Laws are for obedient citizens that aren't a threat. It's all the other people we need to worry about. Besides, US law is worthless across its borders. And I don't even live there. I live in a place with actual anti AI laws (Europe) and I think they are a really bad idea. I'd prefer to be in a place that isn't awaiting the inevitable meekly with their hands tied behind their backs.

There is a nice little howto build and LLM from scratch article featuring on the HN front page today. Assume everybody else read that too. And then some. This is all public knowledge at this point. You can get pretty far coding an LLM with the help of an LLM. Even the offline ones are probably not that bad for this. Any idiot can build an LLM at this point. Even me probably. So that means that world + dog has been figuring out how to use LLMs to their advantage for the last decade or so. Probably with a sharp uptick in interest about 2-3 years ago. We've seen nothing yet.

Given all that, the safest course of action is working on the assumption that this already happened or if not that it will be happening very soon. The trick is not to prevent the technology but to be better at it than everybody else. This is an arms race and we can't afford to let the wrong people win it.

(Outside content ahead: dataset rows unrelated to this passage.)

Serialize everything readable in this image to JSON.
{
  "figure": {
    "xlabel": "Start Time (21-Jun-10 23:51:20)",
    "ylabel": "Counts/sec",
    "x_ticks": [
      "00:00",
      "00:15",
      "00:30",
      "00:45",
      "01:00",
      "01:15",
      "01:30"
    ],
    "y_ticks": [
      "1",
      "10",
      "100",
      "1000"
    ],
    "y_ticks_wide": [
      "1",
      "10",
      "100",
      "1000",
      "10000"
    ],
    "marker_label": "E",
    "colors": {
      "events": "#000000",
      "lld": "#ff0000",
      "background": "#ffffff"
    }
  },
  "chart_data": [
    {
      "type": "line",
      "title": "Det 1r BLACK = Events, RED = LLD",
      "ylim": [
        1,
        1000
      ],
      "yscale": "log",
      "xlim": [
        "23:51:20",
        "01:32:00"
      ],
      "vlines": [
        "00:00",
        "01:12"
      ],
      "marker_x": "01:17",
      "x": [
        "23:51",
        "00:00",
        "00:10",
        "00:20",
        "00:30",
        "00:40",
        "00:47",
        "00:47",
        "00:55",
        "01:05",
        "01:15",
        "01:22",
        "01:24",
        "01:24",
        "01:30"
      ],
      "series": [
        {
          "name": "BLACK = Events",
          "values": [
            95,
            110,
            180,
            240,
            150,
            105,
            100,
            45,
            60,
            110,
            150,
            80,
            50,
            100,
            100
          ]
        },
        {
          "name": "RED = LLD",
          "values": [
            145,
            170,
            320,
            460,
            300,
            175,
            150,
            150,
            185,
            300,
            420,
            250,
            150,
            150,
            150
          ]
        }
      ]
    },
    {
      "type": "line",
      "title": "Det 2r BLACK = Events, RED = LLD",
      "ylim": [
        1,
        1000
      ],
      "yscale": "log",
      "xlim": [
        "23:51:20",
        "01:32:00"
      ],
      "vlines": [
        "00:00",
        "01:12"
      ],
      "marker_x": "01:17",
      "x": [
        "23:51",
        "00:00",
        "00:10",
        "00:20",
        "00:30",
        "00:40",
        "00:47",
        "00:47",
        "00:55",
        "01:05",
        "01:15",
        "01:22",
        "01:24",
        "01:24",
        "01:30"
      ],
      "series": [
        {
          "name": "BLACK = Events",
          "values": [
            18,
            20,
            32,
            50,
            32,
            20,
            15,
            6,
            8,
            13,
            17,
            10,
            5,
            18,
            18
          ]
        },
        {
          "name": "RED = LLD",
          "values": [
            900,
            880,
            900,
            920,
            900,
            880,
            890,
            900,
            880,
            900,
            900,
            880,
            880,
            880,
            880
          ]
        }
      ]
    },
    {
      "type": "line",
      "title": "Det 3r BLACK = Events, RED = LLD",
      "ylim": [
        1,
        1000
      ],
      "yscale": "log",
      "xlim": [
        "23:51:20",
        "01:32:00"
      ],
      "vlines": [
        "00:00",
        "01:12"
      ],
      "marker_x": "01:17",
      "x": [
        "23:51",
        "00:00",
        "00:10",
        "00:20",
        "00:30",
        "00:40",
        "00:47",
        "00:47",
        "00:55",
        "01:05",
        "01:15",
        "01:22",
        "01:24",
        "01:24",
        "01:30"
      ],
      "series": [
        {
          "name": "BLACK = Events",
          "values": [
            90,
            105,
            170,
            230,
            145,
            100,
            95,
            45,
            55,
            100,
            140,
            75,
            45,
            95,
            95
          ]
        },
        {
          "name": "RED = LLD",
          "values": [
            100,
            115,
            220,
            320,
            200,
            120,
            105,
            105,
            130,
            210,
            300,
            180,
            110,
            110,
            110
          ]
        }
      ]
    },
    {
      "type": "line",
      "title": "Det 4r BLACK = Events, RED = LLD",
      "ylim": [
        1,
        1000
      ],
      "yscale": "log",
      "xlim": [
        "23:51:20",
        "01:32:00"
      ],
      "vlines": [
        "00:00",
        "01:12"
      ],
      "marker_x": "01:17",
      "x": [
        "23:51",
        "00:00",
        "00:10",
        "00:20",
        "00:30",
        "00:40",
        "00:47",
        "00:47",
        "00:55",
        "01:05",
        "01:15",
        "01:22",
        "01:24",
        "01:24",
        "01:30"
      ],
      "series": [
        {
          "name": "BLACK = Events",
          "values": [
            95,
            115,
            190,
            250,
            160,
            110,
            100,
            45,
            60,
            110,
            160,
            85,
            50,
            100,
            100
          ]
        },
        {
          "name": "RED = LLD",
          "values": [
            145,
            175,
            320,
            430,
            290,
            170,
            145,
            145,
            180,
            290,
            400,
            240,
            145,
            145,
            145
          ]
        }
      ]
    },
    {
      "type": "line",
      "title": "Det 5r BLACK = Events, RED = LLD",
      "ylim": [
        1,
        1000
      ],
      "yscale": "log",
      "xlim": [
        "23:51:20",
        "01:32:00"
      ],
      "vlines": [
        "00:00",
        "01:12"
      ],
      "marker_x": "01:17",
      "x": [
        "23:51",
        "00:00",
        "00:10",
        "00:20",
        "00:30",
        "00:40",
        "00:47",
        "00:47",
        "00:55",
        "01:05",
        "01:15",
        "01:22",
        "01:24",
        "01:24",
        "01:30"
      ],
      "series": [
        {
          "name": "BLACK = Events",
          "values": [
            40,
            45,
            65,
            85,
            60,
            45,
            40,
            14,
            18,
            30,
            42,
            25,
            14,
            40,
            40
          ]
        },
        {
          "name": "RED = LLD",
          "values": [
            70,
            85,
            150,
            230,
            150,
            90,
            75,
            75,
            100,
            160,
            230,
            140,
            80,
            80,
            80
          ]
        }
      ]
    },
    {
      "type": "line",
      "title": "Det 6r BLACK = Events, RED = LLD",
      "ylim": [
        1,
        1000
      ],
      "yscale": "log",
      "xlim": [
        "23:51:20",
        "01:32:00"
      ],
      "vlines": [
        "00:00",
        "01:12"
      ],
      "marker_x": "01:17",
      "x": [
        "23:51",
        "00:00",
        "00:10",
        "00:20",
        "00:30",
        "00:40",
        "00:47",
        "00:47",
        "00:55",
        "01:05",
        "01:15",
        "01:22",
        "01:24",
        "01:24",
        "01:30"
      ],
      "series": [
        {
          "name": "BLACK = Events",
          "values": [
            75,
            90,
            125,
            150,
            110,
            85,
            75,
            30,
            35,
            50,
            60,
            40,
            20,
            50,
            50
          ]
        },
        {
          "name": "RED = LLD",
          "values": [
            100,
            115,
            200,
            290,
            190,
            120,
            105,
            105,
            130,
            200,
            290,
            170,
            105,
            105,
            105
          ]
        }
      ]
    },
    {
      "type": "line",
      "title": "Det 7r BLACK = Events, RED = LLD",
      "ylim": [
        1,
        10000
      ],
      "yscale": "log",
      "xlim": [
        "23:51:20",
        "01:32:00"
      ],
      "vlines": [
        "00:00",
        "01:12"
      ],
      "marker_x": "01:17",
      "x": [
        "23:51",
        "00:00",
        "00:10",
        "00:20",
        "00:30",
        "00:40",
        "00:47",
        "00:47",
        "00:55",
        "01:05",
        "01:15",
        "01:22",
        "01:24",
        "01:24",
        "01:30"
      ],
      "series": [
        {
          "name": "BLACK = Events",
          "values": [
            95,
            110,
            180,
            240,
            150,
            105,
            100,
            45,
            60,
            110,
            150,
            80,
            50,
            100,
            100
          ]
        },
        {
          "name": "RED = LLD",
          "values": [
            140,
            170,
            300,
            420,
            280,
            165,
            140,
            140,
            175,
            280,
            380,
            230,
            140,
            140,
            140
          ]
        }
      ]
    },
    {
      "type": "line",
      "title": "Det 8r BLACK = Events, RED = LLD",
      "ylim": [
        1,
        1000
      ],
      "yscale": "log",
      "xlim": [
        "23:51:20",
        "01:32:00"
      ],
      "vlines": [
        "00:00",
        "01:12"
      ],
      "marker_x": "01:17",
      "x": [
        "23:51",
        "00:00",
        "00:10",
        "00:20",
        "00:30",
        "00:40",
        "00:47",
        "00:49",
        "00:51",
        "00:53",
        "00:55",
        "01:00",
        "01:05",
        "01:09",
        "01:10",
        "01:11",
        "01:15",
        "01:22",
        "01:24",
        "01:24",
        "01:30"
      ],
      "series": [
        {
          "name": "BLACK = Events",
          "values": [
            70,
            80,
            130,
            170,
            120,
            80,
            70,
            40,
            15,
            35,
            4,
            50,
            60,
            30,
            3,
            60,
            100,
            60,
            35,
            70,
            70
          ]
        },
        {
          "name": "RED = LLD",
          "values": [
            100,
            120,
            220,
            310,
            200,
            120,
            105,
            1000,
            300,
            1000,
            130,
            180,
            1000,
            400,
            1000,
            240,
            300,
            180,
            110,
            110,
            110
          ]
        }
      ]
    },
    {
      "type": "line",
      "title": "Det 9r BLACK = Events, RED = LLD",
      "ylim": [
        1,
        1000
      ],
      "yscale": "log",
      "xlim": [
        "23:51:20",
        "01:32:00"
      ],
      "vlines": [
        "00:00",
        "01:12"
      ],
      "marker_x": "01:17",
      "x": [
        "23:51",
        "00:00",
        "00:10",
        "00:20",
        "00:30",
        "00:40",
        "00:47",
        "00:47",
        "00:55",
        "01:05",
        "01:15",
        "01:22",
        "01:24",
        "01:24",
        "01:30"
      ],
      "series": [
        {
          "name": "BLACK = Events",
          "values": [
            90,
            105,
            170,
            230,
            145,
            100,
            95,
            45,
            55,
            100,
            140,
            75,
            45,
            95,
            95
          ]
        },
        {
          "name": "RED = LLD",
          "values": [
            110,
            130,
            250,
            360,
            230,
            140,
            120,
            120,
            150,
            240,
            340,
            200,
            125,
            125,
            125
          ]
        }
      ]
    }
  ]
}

Regarding the fears about art and impersonation. Same thing. That too is going to happen. Nothing we can do about it. No amount of virtue signalling is going to help here. So, I would propose the exact opposite. Let people do what they will (again, inevitable that they will). But require them to sign all their work and assume any unsigned work to be fraudulent, malevolent, and worthless. Illegal even (laws can work to our advantage here). AI work should be signed too. So we can trace it back to who, when, and how. AI will be able to fake a lot of things. But not cryptographic signatures.

It's a lot easier to regulate proper use of signatures than abuse of technology. And the beauty of this is that we've had the technology to do this for decades already. But we still send unsigned emails, publish unsigned articles on blogs, and don't bother with encryption in general, etc. This is stupid and it has been for quite some time. It's only the unsigned work that's easy to fake.

1 comments

That's what sites like GitHub and Twitter already do. When I push to GitHub it's signed by me. When I tweet about something I did, that's a signature too. Would you like to be bold courageous one who writes a browser extension to block everyone and everything that's anonymous on these services? That's basically your vision. Google tried to make that happen with Google Plus but the service was sadly shut down.
I've been thinking about such a thing. It wouldn't be hard technically but it seems people are a bit indifferent on this front which makes it hard to pull off from a business point of view. We need some good scandals to get people a bit more paranoid.

Some scandals around LLM generated content could be exactly what we need here. I'm talking reputation damaging scandals that have the likes of the NYT having to explain in public how they messed up so badly and paying millions in damages to the victims. Money is a great way to incentivize companies to level up their game. The the likes of the NYT need to get paranoid about checking authenticity. And everybody else as well.

A few geeks wearing tin foil hats aren't much of a solution. PGP flopped for that reason. But it's not to late for it to make a comeback in some form.

IMHO the Fediverse is an obvious place to start. Why accept any content there that isn't signed? It should be stupidly easy to level up its protocols to add and verify signatures to content and profiles. I've actually considered having a go at it at some point. No time and other priorities. So, I havent. But why isn't this a big topic in the wider community?

I doubt there's going to be any such scandals, unless someone creates them. What's going to happen is LLM generated content is going to become so good so fast that you won't want to consume content created by people anymore, and you're going to feel guilty about that. Similar to how people probably feel guilty about playing football video games rather than going outside and playing football. Crypto and authentication services won't help, because people will just give their LLM agents the ability to act autonomously under their identity.